Bugünün çoklu kanal perakendecilerinin dayanıklılıklarını arttırmaları ve kârlı büyümeleri için çevik bir organizasyona ve yalın bir yapılanmaya ihtiyaçları var. Omnikanal perakendeciliği operasyonel karmaşıklığı daha da arttırmış durumda. Örneğin, bir perakende zincirinin kaç adet mağazası olması gerektiği sorusunun yanıtı, zincirin tümünden elde edilen işlemsel verilerden elde edilecek içgörülerde yatıyor. Kısacası, oyunun adı salt hissiyata ve/veya deneyime dayalı değil, veriye dayalı karar vermektir. Düşük marjlı ürünleri stokta tutmanın maliyeti, sınırlı süreli veya bozulacak ürünlerin stok oranları gibi verilere bakarak elde tutulan stokların kârlılığının tam anlaşılması gereklidir. Satın almalar, kampanyalar ve satış, bu verilere göre planlanmalıdır. Dijital olarak tutulan veriler üzerinden veri analitiği yöntemleri ile yapılacak öngörüsel analizler ve modellemeler, isabetli kararlar almak için gerekli iç görüleri sağlayacaktır.

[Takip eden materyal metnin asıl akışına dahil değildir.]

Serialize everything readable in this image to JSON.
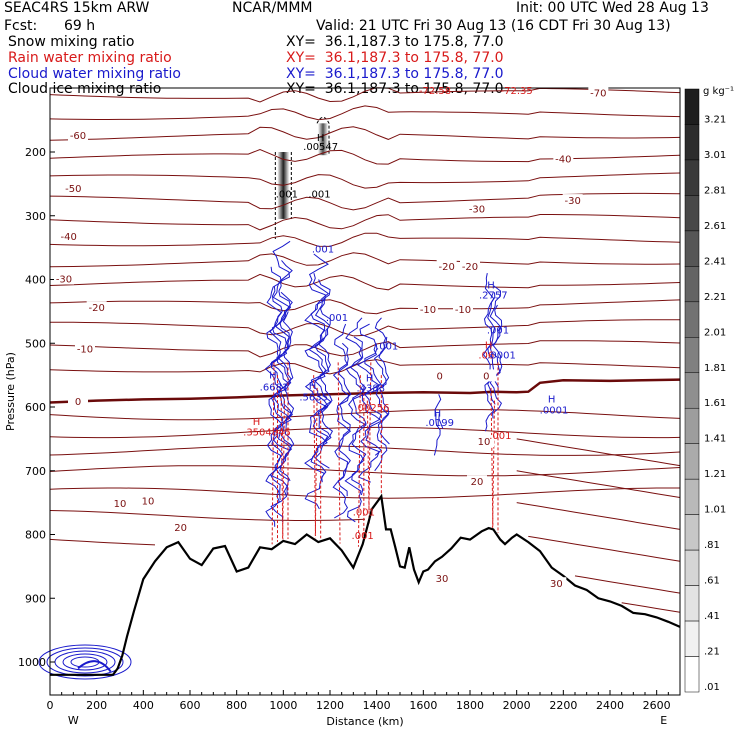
{
  "header": {
    "model": "SEAC4RS 15km ARW",
    "center": "NCAR/MMM",
    "init": "Init: 00 UTC Wed 28 Aug 13",
    "fcst_label": "Fcst:",
    "fcst_value": "69 h",
    "valid": "Valid: 21 UTC Fri 30 Aug 13 (16 CDT Fri 30 Aug 13)"
  },
  "fields": [
    {
      "name": "Snow mixing ratio",
      "xy": "XY=  36.1,187.3 to 175.8, 77.0",
      "color": "#000000"
    },
    {
      "name": "Rain water mixing ratio",
      "xy": "XY=  36.1,187.3 to 175.8, 77.0",
      "color": "#d81a1a"
    },
    {
      "name": "Cloud water mixing ratio",
      "xy": "XY=  36.1,187.3 to 175.8, 77.0",
      "color": "#1a1acc"
    },
    {
      "name": "Cloud ice mixing ratio",
      "xy": "XY=  36.1,187.3 to 175.8, 77.0",
      "color": "#000000"
    }
  ],
  "chart_data": {
    "type": "cross-section",
    "xlabel": "Distance (km)",
    "ylabel": "Pressure (hPa)",
    "xlim": [
      0,
      2700
    ],
    "ylim": [
      1050,
      100
    ],
    "x_ticks": [
      "0",
      "200",
      "400",
      "600",
      "800",
      "1000",
      "1200",
      "1400",
      "1600",
      "1800",
      "2000",
      "2200",
      "2400",
      "2600"
    ],
    "y_ticks": [
      "200",
      "300",
      "400",
      "500",
      "600",
      "700",
      "800",
      "900",
      "1000"
    ],
    "x_end_labels": {
      "left": "W",
      "right": "E"
    },
    "colorbar": {
      "unit": "g kg⁻¹",
      "labels": [
        "3.21",
        "3.01",
        "2.81",
        "2.61",
        "2.41",
        "2.21",
        "2.01",
        "1.81",
        "1.61",
        "1.41",
        "1.21",
        "1.01",
        ".81",
        ".61",
        ".41",
        ".21",
        ".01"
      ]
    },
    "isotherm_labels": [
      {
        "text": "-60",
        "x": 120,
        "p": 175
      },
      {
        "text": "-50",
        "x": 100,
        "p": 258
      },
      {
        "text": "-40",
        "x": 80,
        "p": 333
      },
      {
        "text": "-30",
        "x": 60,
        "p": 400
      },
      {
        "text": "-20",
        "x": 200,
        "p": 445
      },
      {
        "text": "-10",
        "x": 150,
        "p": 510
      },
      {
        "text": "0",
        "x": 120,
        "p": 592
      },
      {
        "text": "10",
        "x": 300,
        "p": 752
      },
      {
        "text": "10",
        "x": 420,
        "p": 748
      },
      {
        "text": "20",
        "x": 560,
        "p": 790
      },
      {
        "text": "-70",
        "x": 2350,
        "p": 108
      },
      {
        "text": "-40",
        "x": 2200,
        "p": 212
      },
      {
        "text": "-30",
        "x": 2240,
        "p": 277
      },
      {
        "text": "-30",
        "x": 1830,
        "p": 290
      },
      {
        "text": "-20",
        "x": 1700,
        "p": 380
      },
      {
        "text": "-20",
        "x": 1800,
        "p": 380
      },
      {
        "text": "-10",
        "x": 1620,
        "p": 448
      },
      {
        "text": "-10",
        "x": 1770,
        "p": 448
      },
      {
        "text": "0",
        "x": 1670,
        "p": 552
      },
      {
        "text": "0",
        "x": 1870,
        "p": 552
      },
      {
        "text": "10",
        "x": 1860,
        "p": 655
      },
      {
        "text": "20",
        "x": 1830,
        "p": 718
      },
      {
        "text": "30",
        "x": 1680,
        "p": 870
      },
      {
        "text": "30",
        "x": 2170,
        "p": 878
      }
    ],
    "annotations": [
      {
        "text": "-72.58",
        "x": 1650,
        "p": 109,
        "color": "#d81a1a"
      },
      {
        "text": "-72.35",
        "x": 2000,
        "p": 109,
        "color": "#d81a1a"
      },
      {
        "text": "H",
        "x": 1160,
        "p": 183,
        "color": "#000000"
      },
      {
        "text": ".00547",
        "x": 1160,
        "p": 197,
        "color": "#000000"
      },
      {
        "text": ".001",
        "x": 1015,
        "p": 271,
        "color": "#000000"
      },
      {
        "text": ".001",
        "x": 1155,
        "p": 271,
        "color": "#000000"
      },
      {
        "text": ".001",
        "x": 1170,
        "p": 358,
        "color": "#1a1acc"
      },
      {
        "text": ".001",
        "x": 1230,
        "p": 465,
        "color": "#1a1acc"
      },
      {
        "text": ".001",
        "x": 1445,
        "p": 510,
        "color": "#1a1acc"
      },
      {
        "text": "H",
        "x": 1890,
        "p": 414,
        "color": "#1a1acc"
      },
      {
        "text": ".2757",
        "x": 1900,
        "p": 430,
        "color": "#1a1acc"
      },
      {
        "text": ".001",
        "x": 1920,
        "p": 485,
        "color": "#1a1acc"
      },
      {
        "text": "H",
        "x": 1880,
        "p": 508,
        "color": "#d81a1a"
      },
      {
        "text": ".06",
        "x": 1870,
        "p": 524,
        "color": "#d81a1a"
      },
      {
        "text": ".0001",
        "x": 1935,
        "p": 524,
        "color": "#1a1acc"
      },
      {
        "text": "H",
        "x": 955,
        "p": 555,
        "color": "#1a1acc"
      },
      {
        "text": ".6681",
        "x": 960,
        "p": 574,
        "color": "#1a1acc"
      },
      {
        "text": "H",
        "x": 1125,
        "p": 572,
        "color": "#1a1acc"
      },
      {
        "text": ".5635",
        "x": 1130,
        "p": 590,
        "color": "#1a1acc"
      },
      {
        "text": "H",
        "x": 1370,
        "p": 560,
        "color": "#1a1acc"
      },
      {
        "text": ".4383",
        "x": 1375,
        "p": 576,
        "color": "#1a1acc"
      },
      {
        "text": ".00256",
        "x": 1380,
        "p": 606,
        "color": "#d81a1a"
      },
      {
        "text": "H",
        "x": 885,
        "p": 628,
        "color": "#d81a1a"
      },
      {
        "text": ".3504845",
        "x": 930,
        "p": 645,
        "color": "#d81a1a"
      },
      {
        "text": "H",
        "x": 1660,
        "p": 615,
        "color": "#1a1acc"
      },
      {
        "text": ".0199",
        "x": 1670,
        "p": 630,
        "color": "#1a1acc"
      },
      {
        "text": "H",
        "x": 2150,
        "p": 593,
        "color": "#1a1acc"
      },
      {
        "text": ".0001",
        "x": 2160,
        "p": 610,
        "color": "#1a1acc"
      },
      {
        "text": ".001",
        "x": 1930,
        "p": 650,
        "color": "#d81a1a"
      },
      {
        "text": ".001",
        "x": 1345,
        "p": 770,
        "color": "#d81a1a"
      },
      {
        "text": ".001",
        "x": 1340,
        "p": 807,
        "color": "#d81a1a"
      }
    ],
    "terrain": {
      "x": [
        0,
        270,
        290,
        310,
        330,
        360,
        400,
        450,
        500,
        550,
        600,
        650,
        700,
        750,
        800,
        850,
        900,
        950,
        1000,
        1050,
        1100,
        1150,
        1200,
        1250,
        1300,
        1340,
        1380,
        1420,
        1440,
        1460,
        1480,
        1500,
        1520,
        1540,
        1560,
        1580,
        1600,
        1620,
        1650,
        1680,
        1720,
        1760,
        1800,
        1850,
        1880,
        1900,
        1930,
        1950,
        1980,
        2000,
        2050,
        2100,
        2150,
        2200,
        2250,
        2300,
        2350,
        2400,
        2450,
        2500,
        2550,
        2600,
        2650,
        2700
      ],
      "p": [
        1020,
        1020,
        1010,
        990,
        960,
        920,
        870,
        842,
        820,
        812,
        838,
        848,
        822,
        818,
        858,
        852,
        820,
        823,
        810,
        815,
        800,
        812,
        806,
        825,
        852,
        815,
        760,
        740,
        792,
        792,
        820,
        850,
        852,
        820,
        855,
        875,
        858,
        855,
        842,
        835,
        822,
        805,
        808,
        795,
        790,
        792,
        808,
        815,
        805,
        800,
        812,
        826,
        852,
        865,
        880,
        887,
        900,
        905,
        912,
        923,
        925,
        930,
        937,
        945
      ]
    },
    "freezing_level": {
      "x": [
        0,
        200,
        400,
        600,
        800,
        1000,
        1200,
        1400,
        1600,
        1800,
        1900,
        2000,
        2050,
        2100,
        2200,
        2400,
        2700
      ],
      "p": [
        593,
        590,
        588,
        587,
        585,
        582,
        580,
        578,
        577,
        578,
        576,
        577,
        576,
        562,
        558,
        559,
        557
      ]
    },
    "rain_columns_x": [
      960,
      975,
      990,
      1005,
      1020,
      1130,
      1145,
      1160,
      1235,
      1330,
      1345,
      1360,
      1375,
      1420,
      1890,
      1905,
      1920
    ],
    "snow_column": {
      "x": 1000,
      "p_top": 200,
      "p_bot": 305
    },
    "ice_column": {
      "x": 1170,
      "p_top": 155,
      "p_bot": 205
    }
  }
}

Perakendecilikte gerçek verinin bulunduğu bir başka çok değerli kaynak, saha yani mağazalardır. Nümerik olanların yanı sıra, saha çalışanlarından elde edilecek kalitatif verilerin derlenmesi, paylaşılması ve analiz edilmesi, karar süreçlerine çok değerli katkı yapacaktır. Bunun için sahadan verinin eksiltilmeden, çarpıtılmadan, abartılmadan doğru aktarımını sağlayacak süreç tanımlamaları ile bilginin rahatça paylaşılmasını sağlayacak gerekli güven ortamının yaratılması, ödüllendirme araçlarının uygulanması gerekir.

Tutarlılık ve Esneklik
Cranfield Üniversitesi’nden Prof. Denyer’in örgütsel dayanıklılık konusundaki araştırma raporu, konuya dair önemli ipuçları ve yönlendirmeler içeriyor.6 Rapordaki tanımı kullanırsak perakende şirketinin dayanıklılığı arizi değişimlerin yanı sıra belirsizliklere, karışıklıklara ve kesintilere karşı bunları öngörebilme, hazırlıklı olma, tepki verme ve adapte olma kabiliyetidir. Bu bağlamda da şirketlerin örgütsel dayanıklılık yaratma çabalarını bir tarafta savunmacı veya ilerletici yaklaşımı seçmeleri, diğer tarafta da tutarlılık veya esneklik perspektifine odaklanmaları oluşturur. Bu dört yaklaşımı 2×2’lik bir matris gibi düşündüğümüzde esasen şirketler dört ayrı yol ile dayanıklılıklarını arttırabilirler: (1) önleyici kontrol (tutarlılık perspektifinde savunmacı), (2) düşünceli aksiyonlar (esneklik perspektifinde savunmacı), (3) performans optimizasyonu (tutarlılık perspektifinde ilerletici) ve (4) uyarlanan inovasyon (esneklik perspektifinde ilerletici). Burada belirtilen rakamsal sıralama da esasen şirketlerin ilerleme yollarına işaret eder. Sonuçta, bahsi geçen dört yaklaşımın birbirinin alternatifi olmadığını, aksine birbirini tamamladığını unutmamak gerekli. Dolayısıyla şirketler bu dört yaklaşımı doğru bir denge içinde uyguladıkları takdirde dayanıklılıklarını arttıracaklardır.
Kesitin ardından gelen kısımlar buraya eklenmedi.